Now, as the last person alive who knows the exact location of the “sunken treasure,” Mueller decided to try again and has enlisted some experts to help.

“I took my son and granddaughters to the lake last year for the first time in 30 years and it brought back memories. I suddenly began to wonder if that case of whisky was down there. As I contemplated it, I realized yes, it is,” he told BarrieToday.

Mueller began to search for a diver and discovered local expert diver Dave Davison, owner of Barrie Scuba House.

“When I relayed the story to him and asked what he thought, he came out with the words 'You son of a bitch, I’m in'.”

“Dieter reached out to me and asked if I would be interested in exploring and seeing what we could find," Davison said. "I loved that aspect and I love just exploring the bottom and seeing what’s out there, because you never know what you’re going to come across.

"You go to different areas and then all of a sudden you run into something that’s been there forever because nobody knew it was out there. It would be kind of neat to find," he added. 

Mueller has vowed that if the crate of whisky is discovered, it will go to Davison for his efforts.

“I am not a whisky drinker and I am doing this for the adventure and the joy.

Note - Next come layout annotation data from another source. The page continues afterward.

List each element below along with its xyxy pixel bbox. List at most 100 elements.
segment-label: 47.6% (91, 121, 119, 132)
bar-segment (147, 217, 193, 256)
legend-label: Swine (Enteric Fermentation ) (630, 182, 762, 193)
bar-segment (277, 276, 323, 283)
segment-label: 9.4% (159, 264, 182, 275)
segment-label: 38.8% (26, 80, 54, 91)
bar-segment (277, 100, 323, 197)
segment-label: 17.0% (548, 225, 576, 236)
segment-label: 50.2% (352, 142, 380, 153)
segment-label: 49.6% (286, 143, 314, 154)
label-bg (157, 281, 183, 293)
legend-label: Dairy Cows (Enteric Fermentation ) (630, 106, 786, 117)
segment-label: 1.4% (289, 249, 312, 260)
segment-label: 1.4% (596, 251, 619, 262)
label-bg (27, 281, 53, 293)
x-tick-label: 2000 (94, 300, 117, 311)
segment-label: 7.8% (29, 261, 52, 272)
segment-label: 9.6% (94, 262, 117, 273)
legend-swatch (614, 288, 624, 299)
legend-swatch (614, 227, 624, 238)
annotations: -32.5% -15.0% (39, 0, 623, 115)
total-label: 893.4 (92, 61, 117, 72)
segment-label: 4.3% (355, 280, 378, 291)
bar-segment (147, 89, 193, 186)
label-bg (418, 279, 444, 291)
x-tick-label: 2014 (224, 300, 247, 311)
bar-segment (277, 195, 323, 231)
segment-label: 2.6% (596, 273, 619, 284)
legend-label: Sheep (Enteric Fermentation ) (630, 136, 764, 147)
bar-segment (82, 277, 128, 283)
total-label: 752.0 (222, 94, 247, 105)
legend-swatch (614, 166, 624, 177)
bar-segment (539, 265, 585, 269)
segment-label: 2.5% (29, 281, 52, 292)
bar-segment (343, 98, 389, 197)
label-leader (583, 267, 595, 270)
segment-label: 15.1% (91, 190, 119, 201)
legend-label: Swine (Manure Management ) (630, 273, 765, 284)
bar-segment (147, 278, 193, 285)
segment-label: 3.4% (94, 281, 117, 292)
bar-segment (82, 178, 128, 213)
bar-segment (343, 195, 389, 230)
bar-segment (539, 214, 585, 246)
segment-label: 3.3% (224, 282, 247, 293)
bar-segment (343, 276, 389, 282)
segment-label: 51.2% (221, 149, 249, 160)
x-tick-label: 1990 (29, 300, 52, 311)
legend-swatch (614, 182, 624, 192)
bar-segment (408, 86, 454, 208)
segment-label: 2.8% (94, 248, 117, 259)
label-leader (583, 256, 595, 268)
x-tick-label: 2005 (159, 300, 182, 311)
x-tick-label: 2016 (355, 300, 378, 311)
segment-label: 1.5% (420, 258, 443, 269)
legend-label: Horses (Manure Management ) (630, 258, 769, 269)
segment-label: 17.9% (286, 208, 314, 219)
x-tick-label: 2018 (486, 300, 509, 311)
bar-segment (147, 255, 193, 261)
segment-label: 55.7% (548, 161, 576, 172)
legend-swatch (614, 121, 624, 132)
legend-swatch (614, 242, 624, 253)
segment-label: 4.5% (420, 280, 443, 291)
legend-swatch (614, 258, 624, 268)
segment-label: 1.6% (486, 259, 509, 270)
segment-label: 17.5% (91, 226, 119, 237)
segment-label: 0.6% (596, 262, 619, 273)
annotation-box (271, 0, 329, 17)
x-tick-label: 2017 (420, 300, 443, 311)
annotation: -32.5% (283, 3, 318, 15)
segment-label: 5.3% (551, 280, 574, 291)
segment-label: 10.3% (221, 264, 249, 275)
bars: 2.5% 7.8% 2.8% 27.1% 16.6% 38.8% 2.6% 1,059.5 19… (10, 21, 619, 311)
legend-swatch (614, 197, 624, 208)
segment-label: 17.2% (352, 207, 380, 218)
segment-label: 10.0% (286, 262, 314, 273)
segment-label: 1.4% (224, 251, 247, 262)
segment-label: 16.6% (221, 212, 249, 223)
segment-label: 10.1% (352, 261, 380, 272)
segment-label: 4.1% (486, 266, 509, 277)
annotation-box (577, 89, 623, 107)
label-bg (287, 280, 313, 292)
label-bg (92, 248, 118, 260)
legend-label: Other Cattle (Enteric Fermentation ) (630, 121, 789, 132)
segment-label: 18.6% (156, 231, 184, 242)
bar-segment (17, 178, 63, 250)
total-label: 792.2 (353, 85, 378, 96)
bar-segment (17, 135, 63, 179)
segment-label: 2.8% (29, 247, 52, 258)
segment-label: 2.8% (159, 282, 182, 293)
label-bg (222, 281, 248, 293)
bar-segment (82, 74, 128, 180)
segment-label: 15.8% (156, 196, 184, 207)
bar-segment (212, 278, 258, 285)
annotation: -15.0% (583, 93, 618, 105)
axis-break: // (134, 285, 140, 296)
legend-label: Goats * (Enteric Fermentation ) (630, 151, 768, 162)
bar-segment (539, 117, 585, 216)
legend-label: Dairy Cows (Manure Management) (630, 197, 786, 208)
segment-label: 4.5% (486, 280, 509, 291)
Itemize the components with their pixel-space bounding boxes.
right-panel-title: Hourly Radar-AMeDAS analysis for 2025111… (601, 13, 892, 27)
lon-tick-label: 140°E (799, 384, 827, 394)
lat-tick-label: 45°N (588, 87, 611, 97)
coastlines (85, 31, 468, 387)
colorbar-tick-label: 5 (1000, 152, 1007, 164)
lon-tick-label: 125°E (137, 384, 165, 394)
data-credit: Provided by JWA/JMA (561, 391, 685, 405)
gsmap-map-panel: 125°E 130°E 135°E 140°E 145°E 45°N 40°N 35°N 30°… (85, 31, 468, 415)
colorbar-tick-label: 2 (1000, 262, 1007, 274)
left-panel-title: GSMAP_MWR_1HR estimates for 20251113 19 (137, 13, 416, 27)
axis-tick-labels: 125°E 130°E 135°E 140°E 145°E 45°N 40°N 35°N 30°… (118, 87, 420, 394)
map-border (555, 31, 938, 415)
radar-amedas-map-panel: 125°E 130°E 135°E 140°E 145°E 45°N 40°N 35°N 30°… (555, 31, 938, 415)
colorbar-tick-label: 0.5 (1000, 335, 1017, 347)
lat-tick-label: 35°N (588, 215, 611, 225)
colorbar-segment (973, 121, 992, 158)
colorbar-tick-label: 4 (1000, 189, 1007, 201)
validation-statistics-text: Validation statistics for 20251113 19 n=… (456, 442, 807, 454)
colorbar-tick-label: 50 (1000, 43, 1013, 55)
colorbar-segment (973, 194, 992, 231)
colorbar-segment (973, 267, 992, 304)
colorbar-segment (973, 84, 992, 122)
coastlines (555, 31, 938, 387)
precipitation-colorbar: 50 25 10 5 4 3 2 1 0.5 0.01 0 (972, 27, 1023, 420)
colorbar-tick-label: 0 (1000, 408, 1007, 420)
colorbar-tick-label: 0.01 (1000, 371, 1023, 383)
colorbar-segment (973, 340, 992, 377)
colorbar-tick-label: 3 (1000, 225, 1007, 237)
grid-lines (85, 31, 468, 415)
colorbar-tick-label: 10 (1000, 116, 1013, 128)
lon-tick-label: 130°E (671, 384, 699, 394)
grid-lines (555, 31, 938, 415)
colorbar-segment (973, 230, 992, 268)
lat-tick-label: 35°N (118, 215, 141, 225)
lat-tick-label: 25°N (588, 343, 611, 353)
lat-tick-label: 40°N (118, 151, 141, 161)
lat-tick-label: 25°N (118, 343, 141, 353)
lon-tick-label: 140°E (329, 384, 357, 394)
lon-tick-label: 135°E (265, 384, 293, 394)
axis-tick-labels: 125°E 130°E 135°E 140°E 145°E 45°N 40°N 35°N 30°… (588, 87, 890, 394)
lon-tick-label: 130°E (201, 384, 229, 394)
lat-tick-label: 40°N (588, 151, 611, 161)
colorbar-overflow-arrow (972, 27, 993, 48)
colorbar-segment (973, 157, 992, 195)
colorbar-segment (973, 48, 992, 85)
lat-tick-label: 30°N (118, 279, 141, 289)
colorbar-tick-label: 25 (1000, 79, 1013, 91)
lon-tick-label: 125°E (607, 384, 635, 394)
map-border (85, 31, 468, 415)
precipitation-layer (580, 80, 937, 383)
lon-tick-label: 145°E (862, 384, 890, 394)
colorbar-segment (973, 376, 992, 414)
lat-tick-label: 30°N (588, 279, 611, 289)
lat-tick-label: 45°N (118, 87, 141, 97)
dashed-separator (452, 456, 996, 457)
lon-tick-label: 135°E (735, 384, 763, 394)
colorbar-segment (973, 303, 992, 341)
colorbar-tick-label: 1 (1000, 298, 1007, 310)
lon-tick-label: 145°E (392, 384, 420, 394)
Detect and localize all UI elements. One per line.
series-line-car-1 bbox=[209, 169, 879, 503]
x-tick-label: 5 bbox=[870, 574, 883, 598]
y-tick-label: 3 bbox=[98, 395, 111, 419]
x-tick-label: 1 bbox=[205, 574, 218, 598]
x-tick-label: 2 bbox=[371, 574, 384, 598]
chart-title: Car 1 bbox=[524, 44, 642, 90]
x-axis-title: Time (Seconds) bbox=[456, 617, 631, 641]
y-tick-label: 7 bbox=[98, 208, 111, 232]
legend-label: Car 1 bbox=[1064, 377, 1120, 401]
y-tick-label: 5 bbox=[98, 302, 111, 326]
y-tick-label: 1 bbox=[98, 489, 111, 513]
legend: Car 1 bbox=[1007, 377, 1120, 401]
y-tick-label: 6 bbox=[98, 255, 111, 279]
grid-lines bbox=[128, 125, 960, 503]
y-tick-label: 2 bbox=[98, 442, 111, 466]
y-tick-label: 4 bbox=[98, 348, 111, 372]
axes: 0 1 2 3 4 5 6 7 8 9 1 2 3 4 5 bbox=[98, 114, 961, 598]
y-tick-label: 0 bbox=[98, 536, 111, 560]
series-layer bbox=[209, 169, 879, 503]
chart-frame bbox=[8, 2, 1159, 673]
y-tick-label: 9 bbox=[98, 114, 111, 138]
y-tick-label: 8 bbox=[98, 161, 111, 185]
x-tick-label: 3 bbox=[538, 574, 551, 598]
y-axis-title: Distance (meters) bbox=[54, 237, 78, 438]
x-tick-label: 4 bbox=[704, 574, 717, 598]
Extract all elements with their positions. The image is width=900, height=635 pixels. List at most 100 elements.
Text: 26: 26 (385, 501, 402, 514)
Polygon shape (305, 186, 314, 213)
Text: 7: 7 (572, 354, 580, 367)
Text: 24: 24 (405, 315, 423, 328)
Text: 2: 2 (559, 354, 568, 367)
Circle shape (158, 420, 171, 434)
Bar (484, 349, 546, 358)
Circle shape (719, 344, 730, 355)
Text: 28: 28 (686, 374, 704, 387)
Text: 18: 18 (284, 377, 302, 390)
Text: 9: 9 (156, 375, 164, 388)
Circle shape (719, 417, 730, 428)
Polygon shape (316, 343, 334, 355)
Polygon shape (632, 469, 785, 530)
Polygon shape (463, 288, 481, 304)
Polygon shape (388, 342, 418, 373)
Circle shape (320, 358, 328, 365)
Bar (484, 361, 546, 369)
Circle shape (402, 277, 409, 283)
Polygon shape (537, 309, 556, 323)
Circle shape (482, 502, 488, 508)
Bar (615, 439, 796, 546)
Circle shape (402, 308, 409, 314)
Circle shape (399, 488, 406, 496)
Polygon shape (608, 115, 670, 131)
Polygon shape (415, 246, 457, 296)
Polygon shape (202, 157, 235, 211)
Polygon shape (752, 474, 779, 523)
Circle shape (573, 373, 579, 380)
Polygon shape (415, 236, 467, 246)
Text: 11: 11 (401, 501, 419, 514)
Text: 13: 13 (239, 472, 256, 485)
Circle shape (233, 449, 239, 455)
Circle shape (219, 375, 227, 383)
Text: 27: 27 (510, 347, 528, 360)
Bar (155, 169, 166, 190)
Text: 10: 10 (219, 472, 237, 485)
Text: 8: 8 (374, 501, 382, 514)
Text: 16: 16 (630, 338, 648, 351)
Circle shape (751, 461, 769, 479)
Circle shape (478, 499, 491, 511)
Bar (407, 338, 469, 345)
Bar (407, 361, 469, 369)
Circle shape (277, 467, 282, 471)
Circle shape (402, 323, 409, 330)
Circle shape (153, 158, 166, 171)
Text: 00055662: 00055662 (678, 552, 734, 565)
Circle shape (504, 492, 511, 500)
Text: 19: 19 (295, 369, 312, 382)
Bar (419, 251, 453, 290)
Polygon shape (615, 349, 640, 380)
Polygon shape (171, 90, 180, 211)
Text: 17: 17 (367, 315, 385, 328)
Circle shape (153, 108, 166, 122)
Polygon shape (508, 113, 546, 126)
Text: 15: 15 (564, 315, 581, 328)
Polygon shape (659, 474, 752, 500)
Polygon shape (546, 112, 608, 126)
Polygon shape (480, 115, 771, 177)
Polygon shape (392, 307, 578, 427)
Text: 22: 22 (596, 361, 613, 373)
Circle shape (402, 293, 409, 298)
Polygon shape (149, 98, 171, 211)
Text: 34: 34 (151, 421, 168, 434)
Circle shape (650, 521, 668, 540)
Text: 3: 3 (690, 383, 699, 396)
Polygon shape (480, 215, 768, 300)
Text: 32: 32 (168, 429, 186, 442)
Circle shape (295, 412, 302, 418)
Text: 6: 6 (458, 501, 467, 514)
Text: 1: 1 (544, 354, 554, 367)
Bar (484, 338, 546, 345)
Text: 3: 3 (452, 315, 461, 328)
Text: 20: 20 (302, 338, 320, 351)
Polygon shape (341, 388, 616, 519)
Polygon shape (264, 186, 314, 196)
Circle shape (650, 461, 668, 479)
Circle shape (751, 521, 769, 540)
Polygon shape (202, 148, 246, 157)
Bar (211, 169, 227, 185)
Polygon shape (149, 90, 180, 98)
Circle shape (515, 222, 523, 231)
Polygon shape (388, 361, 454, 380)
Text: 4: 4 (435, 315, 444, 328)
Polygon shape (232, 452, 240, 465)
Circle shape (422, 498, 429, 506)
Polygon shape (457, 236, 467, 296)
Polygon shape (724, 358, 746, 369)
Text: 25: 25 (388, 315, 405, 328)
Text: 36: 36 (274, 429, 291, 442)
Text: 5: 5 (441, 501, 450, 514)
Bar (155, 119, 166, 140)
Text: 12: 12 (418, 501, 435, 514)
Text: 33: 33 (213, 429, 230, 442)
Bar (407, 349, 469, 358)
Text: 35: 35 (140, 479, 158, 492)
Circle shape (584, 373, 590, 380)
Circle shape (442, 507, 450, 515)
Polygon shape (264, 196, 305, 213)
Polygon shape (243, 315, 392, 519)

I have met new people and I am just tickled pink that, at my age with my infirmities, I can still do this,” said Mueller.

If the treasure is found, Davison says he’s unsure what he will do with it.

“That’s the funny part. I did a beer commercial about two months ago and now this  and I don’t drink alcohol at all,” he said. “I have no clue if there’s any value to it at all. I assume with age the corks... have deteriorated and the lake water’s gotten in and it’d just be ruined.

"Unless it’s in that pristine condition… then maybe auction it off to whoever wants 60-year-old whisky," Davison added. 

The plan is to use sonar on the boat to try to detect any anomalies on the lake bottom, he said. 

“Once we have some spots to dive and some curious things to look at, then I will jump in and investigate what they are. If they happen to be the case of whisky, then great," Davison said. "He is pretty confident he knows where it is within 50 feet and that’s not a large area, so it’s pretty easy to search.”

Mueller is confident the search will end successfully. 

“What makes me think this way is, number one, I do know where it went down, and two, there were two divers in about 1968 that went looking for it and divers don’t look for something that isn’t there,” he said. “They couldn’t find it, but at that time the technology was lacking.

"This time we are coming with a sonar device and with high-intensity lights that can scan out 30 feet. Between those two things, we should be able to find it," Mueller added. 

The search for the lost case of whisky is slated to begin at 10 a.m., Thursday, July 15, at Otter Lake Marina.